Le PTNB (Plan Transition Numérique du Bâtiment) est une initiative gouvernementale qui date de 2014 et qui vise à démocratiser l’usage d’outils digitaux dans le secteur du bâtiment. Le BIM, véritable révolution technique et managériale est bien évidemment au coeur de ces réflexions et le PTNB s’est saisi de la question de sa normalisation. Parce que faire du BIM oui, mais pourquoi et comment ? En tant qu’expert du BIM, Stanislas Limouzi, cofondateur de BIM in Motion, a participé au groupe de travail du PTNB chargé de la feuille de route “normalisation du BIM”. L’objectif de ce groupe de travail : éditer une feuille de route sur les actions de pré-normalisation et de normalisation du BIM, afin de comprendre et valoriser au maximum la filière construction nationale. Ce sont donc des experts, des industriels et des spécialistes juridiques qui ont participé à cette initiative afin de mettre en avant les spécificités du monde du bâtiment en France, et de les prendre en compte au mieux dans la stratégie d’implémentation du BIM sur le territoire

Découvrez la feuille de route du PTNB ici.
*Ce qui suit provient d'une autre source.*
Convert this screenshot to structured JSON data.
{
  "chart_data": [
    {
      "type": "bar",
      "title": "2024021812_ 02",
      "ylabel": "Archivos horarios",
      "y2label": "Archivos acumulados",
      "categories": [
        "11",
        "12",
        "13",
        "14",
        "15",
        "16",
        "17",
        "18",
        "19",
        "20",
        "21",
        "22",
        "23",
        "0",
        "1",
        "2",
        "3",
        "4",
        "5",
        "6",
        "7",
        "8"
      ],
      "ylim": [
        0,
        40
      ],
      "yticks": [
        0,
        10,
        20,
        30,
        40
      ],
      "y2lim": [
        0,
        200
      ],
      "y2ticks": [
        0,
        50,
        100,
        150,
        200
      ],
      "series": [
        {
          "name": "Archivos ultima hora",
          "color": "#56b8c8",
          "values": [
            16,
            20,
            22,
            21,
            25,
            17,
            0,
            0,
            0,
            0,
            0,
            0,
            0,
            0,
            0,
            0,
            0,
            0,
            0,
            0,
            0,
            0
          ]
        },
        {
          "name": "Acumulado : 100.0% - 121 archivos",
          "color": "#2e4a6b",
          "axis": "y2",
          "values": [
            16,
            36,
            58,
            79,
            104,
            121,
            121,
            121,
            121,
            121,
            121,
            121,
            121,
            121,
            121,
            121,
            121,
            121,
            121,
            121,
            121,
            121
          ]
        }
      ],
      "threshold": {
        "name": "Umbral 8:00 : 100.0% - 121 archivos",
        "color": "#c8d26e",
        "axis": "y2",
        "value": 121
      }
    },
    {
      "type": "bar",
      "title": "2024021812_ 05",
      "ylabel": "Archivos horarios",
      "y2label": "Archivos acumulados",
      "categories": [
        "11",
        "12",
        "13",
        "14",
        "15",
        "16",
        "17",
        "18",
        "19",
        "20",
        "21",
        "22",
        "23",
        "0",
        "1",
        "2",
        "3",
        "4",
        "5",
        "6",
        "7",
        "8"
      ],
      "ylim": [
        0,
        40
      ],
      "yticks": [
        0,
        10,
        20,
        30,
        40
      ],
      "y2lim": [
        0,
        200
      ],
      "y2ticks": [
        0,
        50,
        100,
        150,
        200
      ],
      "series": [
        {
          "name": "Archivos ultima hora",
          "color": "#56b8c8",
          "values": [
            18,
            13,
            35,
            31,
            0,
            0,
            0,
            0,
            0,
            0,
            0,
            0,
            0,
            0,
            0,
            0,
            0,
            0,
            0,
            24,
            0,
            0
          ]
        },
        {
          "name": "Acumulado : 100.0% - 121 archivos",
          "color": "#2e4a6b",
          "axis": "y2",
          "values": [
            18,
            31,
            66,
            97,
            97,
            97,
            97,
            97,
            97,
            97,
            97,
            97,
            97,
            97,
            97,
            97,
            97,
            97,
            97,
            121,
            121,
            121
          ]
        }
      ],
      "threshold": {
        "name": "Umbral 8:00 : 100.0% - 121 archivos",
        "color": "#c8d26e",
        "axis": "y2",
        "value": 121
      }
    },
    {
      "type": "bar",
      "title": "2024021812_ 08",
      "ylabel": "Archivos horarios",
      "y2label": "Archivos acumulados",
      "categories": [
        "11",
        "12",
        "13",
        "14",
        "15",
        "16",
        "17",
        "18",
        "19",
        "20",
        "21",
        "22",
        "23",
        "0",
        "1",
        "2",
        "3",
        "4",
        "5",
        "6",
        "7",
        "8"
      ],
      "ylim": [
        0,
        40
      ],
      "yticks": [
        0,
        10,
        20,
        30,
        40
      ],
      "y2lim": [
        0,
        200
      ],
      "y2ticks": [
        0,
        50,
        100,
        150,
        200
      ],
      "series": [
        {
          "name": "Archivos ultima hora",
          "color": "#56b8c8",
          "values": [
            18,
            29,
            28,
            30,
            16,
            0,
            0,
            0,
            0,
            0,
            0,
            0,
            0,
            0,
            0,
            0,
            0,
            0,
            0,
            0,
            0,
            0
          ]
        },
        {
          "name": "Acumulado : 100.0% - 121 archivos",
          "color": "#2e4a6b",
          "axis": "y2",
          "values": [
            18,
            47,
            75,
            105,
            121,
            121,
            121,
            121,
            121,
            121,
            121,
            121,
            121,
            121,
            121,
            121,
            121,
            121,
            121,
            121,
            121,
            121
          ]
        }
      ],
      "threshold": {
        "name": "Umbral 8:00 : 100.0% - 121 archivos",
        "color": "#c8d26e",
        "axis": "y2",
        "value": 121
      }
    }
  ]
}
Une feuille de route complète qui mesure l’impact du BIM pour les entreprises françaises

La feuille de route éditée par le PTNB reprend donc les actions de pré-normalisation et de normalisation qui prennent actuellement place au niveau français, mais également au niveau européen et national. Pour les entreprises françaises, toutes ces normes en préparation vont bouleverser leur mode de fonctionnement puisqu’elles deviendront un passage obligatoire pour une reconnaissance au niveau national et européen de leur expertise. La feuille de route “normalisation” met donc l’accent sur l’importance de comprendre les usages des entreprises françaises, quelle que soit leur taille, afin de limiter l’impact négatif que pourraient avoir ces normes et en maximiser, au contraire, les conséquences positives. Pour cette raison, l’accent est mis sur la méthodologie BIM, qui est presque aussi importante que la technique, puisque c’est celle-ci qui garantira le passage de tous les acteurs de la filière du bâtiment au BIM, des architectes aux gestionnaires de patrimoine, en passant par les constructeurs et la maîtrise d’oeuvre.